Women with multiple sclerosis (MS), and people who stay in a relapsing stage or use disease-modifying therapies (DMTs) for longer periods are less likely to transition to secondary progressive multiple sclerosis (SPMS) than others, according to a study based on the Italian MS registry.
But patients whose disease starts after age 40, have a multifocal onset (multiple lesions and symptoms), greater disability at MS onset, and repeat relapses are more likely to progress to SPMS.
DMT exposure was the only significant “protective factor” in this transition found in two models of SPMS conversion used in this study.
These findings were detailed by Pietro Iaffaldano, a neurologist and researcher at the University of Bari Aldo Moro, in Italy, at the 35th Congress of the European Committee for Treatment and Research in Multiple Sclerosis (ECTRIMS) running through Friday in Stockholm.
SPMS is a second MS stage, one that follows relapsing-remitting MS (RRMS). In people transitioning to SPMS, the disease gradually changes from the inflammatory process seen in RRMS to a more steadily worsening phase characterized by nerve damage or loss, and the accumulation of disability over time.
Before DMTs became available, studies indicated that nearly all (about 90%) of those with RRMS would transition to SPMS within 25 years.
According to Iaffaldano, however, while these medicines have brought unprecedented benefits, it is too early to say how much they have altered or delayed disease course.
Establishing a SPMS diagnosis is also challenging. Clinicians need to determine if symptom worsening is due to leftover damage owing to a relapse — in this case, the patient remains in an RRMS stage — or if the worsening continues without any inflammatory relapses, in which case the person has progressed to SPMS.
Repeat brain MRI scans and neurologic examinations can help in determining disease progression, but to date “no clear metrics for sensitive and reliable identification of the transition from RRMS to SPMS are available to assist the neurologists in daily clinical practice,” Iaffaldano said.
To better understand the prevalence of, and risk factors for, conversion to SPMS, researchers retrospectively reviewed the medical records of a large group of RRMS patients (19,318 people) enrolled in the Italian MS Registry. All had at least five years of follow-up data.
They assessed the time to transition to SPMS, and the time to reach an irreversible EDSS score of 6 after SPMS onset. (EDSS measures disability on a scale of 0 to 10; a score of 6 refers to an inability to walk 100 meters without an aid, like a cane.)
Researchers used two different definitions of SPMS: the date of conversion based on the subjective judgment of the neurologist; and a data-driven algorithm based on increases in disability in the absence of relapses, quantified by EDSS, and whose results are confirmed at least three months later. (This algorithm and the approach it uses is described in a research article published in 2016.)
For the algorithm, a significant increment in disability is defined as a minimum EDSS score of 4 and a pyramidal score of 2 (related to muscle weakness, or difficulty moving the limbs).
Of the 19,318 patients in the registry, 3,868 (20.0%) were classified as having SPMS by their neurologists. Under the algorithm, fewer of these patients were considered as having transitioned to SPMS: 2,343 (12.1%).
Based on the neurologists’ definition, the median time to conversion was 11.96 years, patients’ age at the time of transition was a median of 44.0 years, and they had a median EDSS score of 4.5 (range, 3.5 to 6). The median time to reach EDSS 6 after SPMS onset was 4.08 years.
Based on the algorithm, these values changed. Under its definition of transition to SPMS, two key values lengthened: the median time to conversion (15.28 years), and the median age at conversion (46.7 years).

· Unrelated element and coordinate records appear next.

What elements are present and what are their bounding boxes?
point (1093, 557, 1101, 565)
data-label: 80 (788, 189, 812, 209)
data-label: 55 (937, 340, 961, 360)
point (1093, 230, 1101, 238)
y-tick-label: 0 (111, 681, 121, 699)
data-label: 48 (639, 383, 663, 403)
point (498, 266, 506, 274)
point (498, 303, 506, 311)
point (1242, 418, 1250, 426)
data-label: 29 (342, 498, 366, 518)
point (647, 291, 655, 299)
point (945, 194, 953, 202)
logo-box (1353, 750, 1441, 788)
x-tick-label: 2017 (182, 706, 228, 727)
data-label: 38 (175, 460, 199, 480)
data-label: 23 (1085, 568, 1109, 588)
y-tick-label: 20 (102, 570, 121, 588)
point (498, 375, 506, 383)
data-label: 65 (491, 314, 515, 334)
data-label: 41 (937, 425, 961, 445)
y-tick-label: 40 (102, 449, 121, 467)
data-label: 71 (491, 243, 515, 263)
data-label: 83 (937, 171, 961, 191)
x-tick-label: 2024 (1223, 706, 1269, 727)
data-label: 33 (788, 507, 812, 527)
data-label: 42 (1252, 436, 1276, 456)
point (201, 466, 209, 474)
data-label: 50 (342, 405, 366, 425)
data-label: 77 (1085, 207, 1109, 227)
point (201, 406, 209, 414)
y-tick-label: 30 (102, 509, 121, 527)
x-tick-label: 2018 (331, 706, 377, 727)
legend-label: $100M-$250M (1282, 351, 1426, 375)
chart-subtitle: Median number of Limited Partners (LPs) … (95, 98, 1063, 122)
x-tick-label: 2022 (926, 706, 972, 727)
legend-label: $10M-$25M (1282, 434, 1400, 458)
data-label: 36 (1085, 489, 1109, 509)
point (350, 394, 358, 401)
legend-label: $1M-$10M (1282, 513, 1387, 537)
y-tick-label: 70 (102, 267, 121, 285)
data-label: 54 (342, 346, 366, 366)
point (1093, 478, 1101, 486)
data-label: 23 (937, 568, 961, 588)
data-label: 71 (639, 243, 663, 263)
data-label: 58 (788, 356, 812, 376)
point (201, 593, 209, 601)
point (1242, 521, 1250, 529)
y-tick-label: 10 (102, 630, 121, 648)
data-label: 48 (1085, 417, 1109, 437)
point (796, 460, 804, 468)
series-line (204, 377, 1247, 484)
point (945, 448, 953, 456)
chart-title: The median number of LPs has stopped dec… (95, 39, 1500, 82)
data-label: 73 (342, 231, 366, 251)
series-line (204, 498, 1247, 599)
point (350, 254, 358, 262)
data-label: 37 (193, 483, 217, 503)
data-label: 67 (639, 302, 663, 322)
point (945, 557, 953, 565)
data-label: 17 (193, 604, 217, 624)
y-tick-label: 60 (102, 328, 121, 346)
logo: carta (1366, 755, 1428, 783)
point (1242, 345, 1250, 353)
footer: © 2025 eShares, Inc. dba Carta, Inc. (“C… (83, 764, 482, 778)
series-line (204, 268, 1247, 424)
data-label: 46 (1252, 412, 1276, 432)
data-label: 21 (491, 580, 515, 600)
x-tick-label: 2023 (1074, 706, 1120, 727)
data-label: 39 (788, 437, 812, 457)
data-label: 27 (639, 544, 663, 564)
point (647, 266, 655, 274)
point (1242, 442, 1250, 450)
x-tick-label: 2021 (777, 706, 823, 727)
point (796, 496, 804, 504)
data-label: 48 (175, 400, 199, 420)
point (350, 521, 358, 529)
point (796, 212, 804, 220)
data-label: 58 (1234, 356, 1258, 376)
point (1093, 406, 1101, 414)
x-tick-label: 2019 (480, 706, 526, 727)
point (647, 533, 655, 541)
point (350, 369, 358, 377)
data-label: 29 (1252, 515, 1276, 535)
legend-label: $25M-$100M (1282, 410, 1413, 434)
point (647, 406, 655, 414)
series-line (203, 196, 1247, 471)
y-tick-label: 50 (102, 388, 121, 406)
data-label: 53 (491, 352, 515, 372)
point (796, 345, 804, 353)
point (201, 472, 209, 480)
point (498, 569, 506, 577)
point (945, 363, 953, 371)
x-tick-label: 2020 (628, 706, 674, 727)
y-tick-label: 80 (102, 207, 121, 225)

Analysis of potential risk factors found — in both models — that older patients (40 or older at disease onset), people with multiple symptoms or lesions at onset (multifocal disease), a higher initial EDSS score, or greater number of relapses during the RRMS phase were more likely to progress to SPMS.
Women, those living with relapsing disease for a lengthier time, and those on longer use of DMTs were at a lower risk of transition.

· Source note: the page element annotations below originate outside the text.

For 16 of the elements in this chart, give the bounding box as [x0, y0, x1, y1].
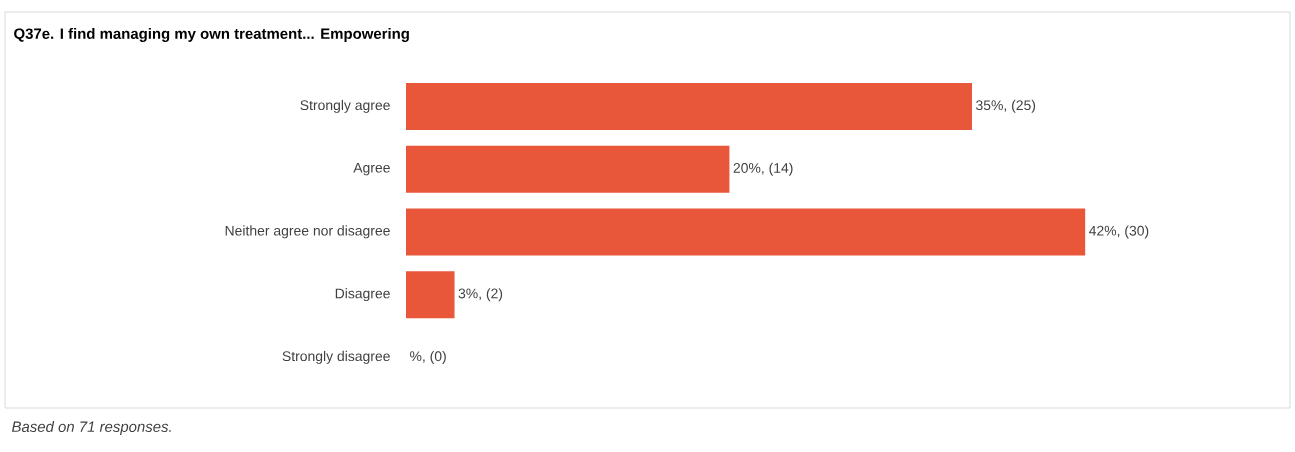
y-tick-label: Neither agree nor disagree [225, 225, 390, 239]
bar [406, 145, 730, 193]
y-tick-label: Agree [353, 162, 390, 176]
bar [406, 82, 972, 130]
y-tick-label: Strongly agree [300, 99, 390, 113]
text: Based on 71 responses. [11, 421, 171, 435]
data-label: 20%, (14) [733, 162, 793, 176]
data-label: 35%, (25) [976, 99, 1036, 113]
y-tick-label: Strongly disagree [282, 350, 390, 364]
data-label: %, (0) [410, 350, 446, 364]
bar [406, 271, 455, 319]
data-label: 3%, (2) [458, 288, 503, 302]
text: Q37e. I find managing my own treatment... Empowering [14, 28, 409, 42]
bar [406, 208, 1086, 256]
data-label: 42%, (30) [1089, 225, 1149, 239]
y-tick-label: Disagree [335, 288, 390, 302]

Again, these results were seen in both models — the neurologist SPMS definition, and the algorithm-based definition.
The “only significant protective factor [against SMPS transition] in both models was DMT exposure,” Iaffaldano said.
“The highest it was the DMT exposure during the RRMS phase of the disease, the lowest was the risk of conversion to SPMS,” he added.

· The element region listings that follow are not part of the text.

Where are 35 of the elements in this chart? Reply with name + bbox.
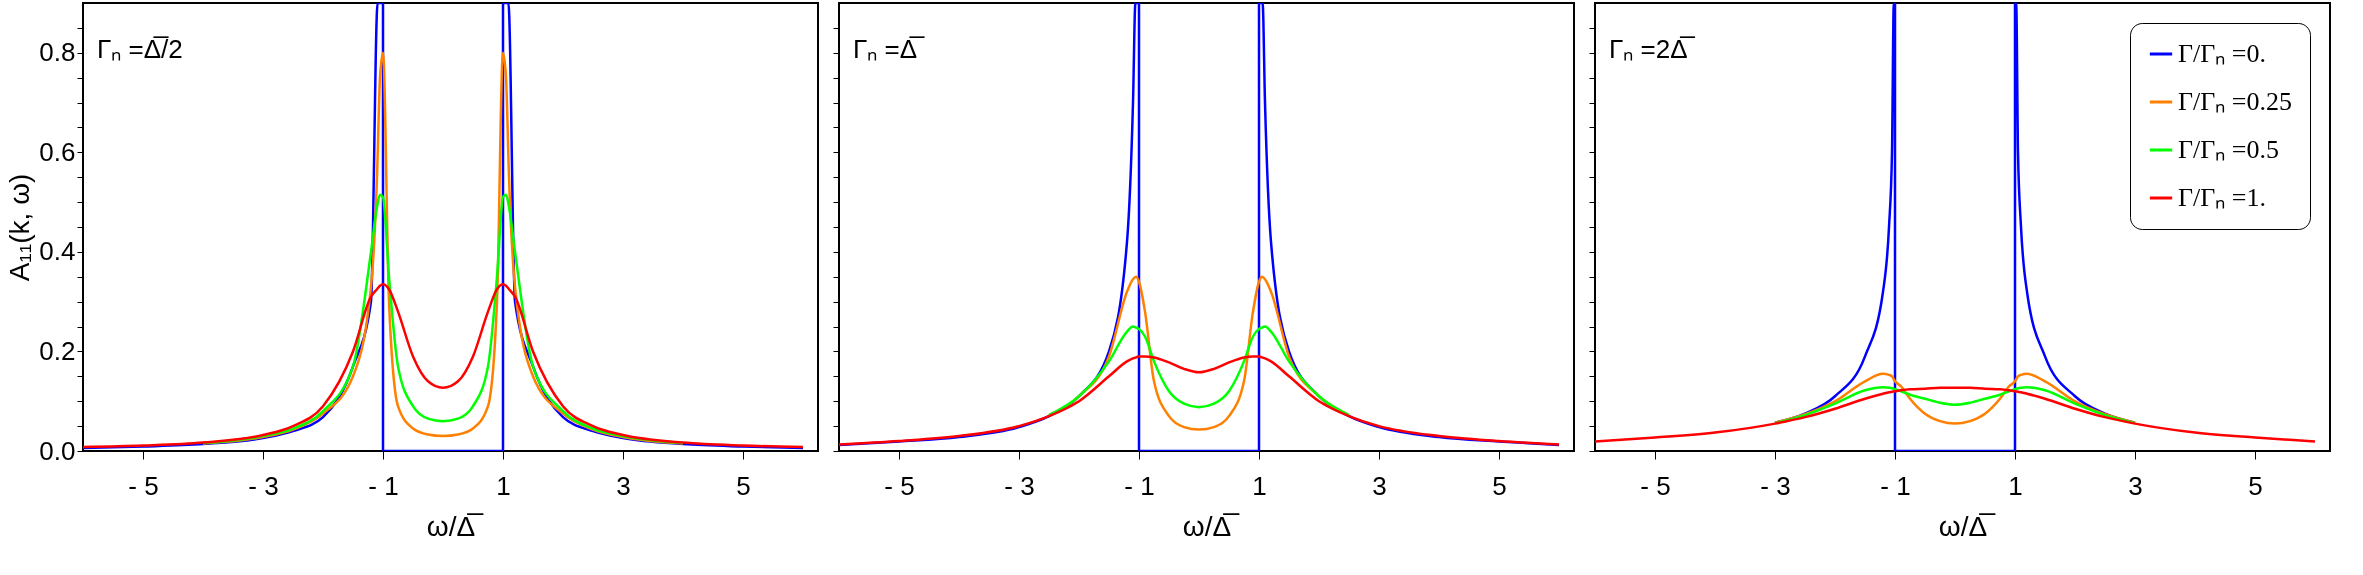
x-tick-label: 3 — [2128, 470, 2143, 501]
x-tick-label: - 3 — [248, 470, 279, 501]
y-tick-label: 0.8 — [39, 37, 76, 68]
x-tick-label: - 1 — [1880, 470, 1911, 501]
x-axis-title: ω/Δ̅ — [426, 510, 485, 542]
x-tick-label: - 5 — [884, 470, 915, 501]
x-tick-label: - 3 — [1004, 470, 1035, 501]
x-tick-label: 5 — [736, 470, 751, 501]
line-series — [83, 282, 805, 449]
legend-label: Γ/Γₙ =0.5 — [2178, 135, 2279, 164]
x-tick-label: 1 — [2008, 470, 2023, 501]
annotation: Γₙ =2Δ̅ — [1609, 34, 1696, 64]
x-tick-label: 5 — [2248, 470, 2263, 501]
x-tick-label: - 3 — [1760, 470, 1791, 501]
x-tick-label: 3 — [1372, 470, 1387, 501]
legend-label: Γ/Γₙ =0.25 — [2178, 87, 2292, 116]
x-tick-label: 3 — [616, 470, 631, 501]
x-tick-label: - 1 — [368, 470, 399, 501]
x-axis-title: ω/Δ̅ — [1938, 510, 1997, 542]
y-tick-label: 0.4 — [39, 236, 76, 267]
y-tick-label: 0.0 — [39, 435, 76, 466]
x-tick-label: 1 — [1252, 470, 1267, 501]
x-axis-title: ω/Δ̅ — [1182, 510, 1241, 542]
x-tick-label: - 5 — [1640, 470, 1671, 501]
x-tick-label: 1 — [496, 470, 511, 501]
legend-label: Γ/Γₙ =1. — [2178, 183, 2266, 212]
y-axis-title: A₁₁(k, ω) — [4, 173, 36, 282]
annotation: Γₙ =Δ̅ — [853, 34, 926, 64]
x-tick-label: - 5 — [128, 470, 159, 501]
y-tick-label: 0.2 — [39, 335, 76, 366]
x-tick-label: 5 — [1492, 470, 1507, 501]
annotation: Γₙ =Δ̅/2 — [97, 34, 183, 64]
legend-label: Γ/Γₙ =0. — [2178, 39, 2266, 68]
y-tick-label: 0.6 — [39, 136, 76, 167]
x-tick-label: - 1 — [1124, 470, 1155, 501]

Lesser time before the start of DMT use was also associated with a reduced risk of SPMS conversion, but only if the neurologist definition was used.
Throughout SPMS, Iaffaldano noted that “the major driver of disability accumulation during … [this disease phase] were relapses,” and DMT exposure during this phase “doesn’t have an impact on the risk of disability accrual.”
“Real-world data from the Italian MS Registry,” the researcher concluded, “suggests that a timely and continuous DMT exposure reduces the risk of conversion from RRMS to SPMS.”
And, he added, “an accurate and less ambiguous SPMS definition is warranted to assist neurologists and the scientific community in the efforts to find newer treatment strategies against progressive MS.”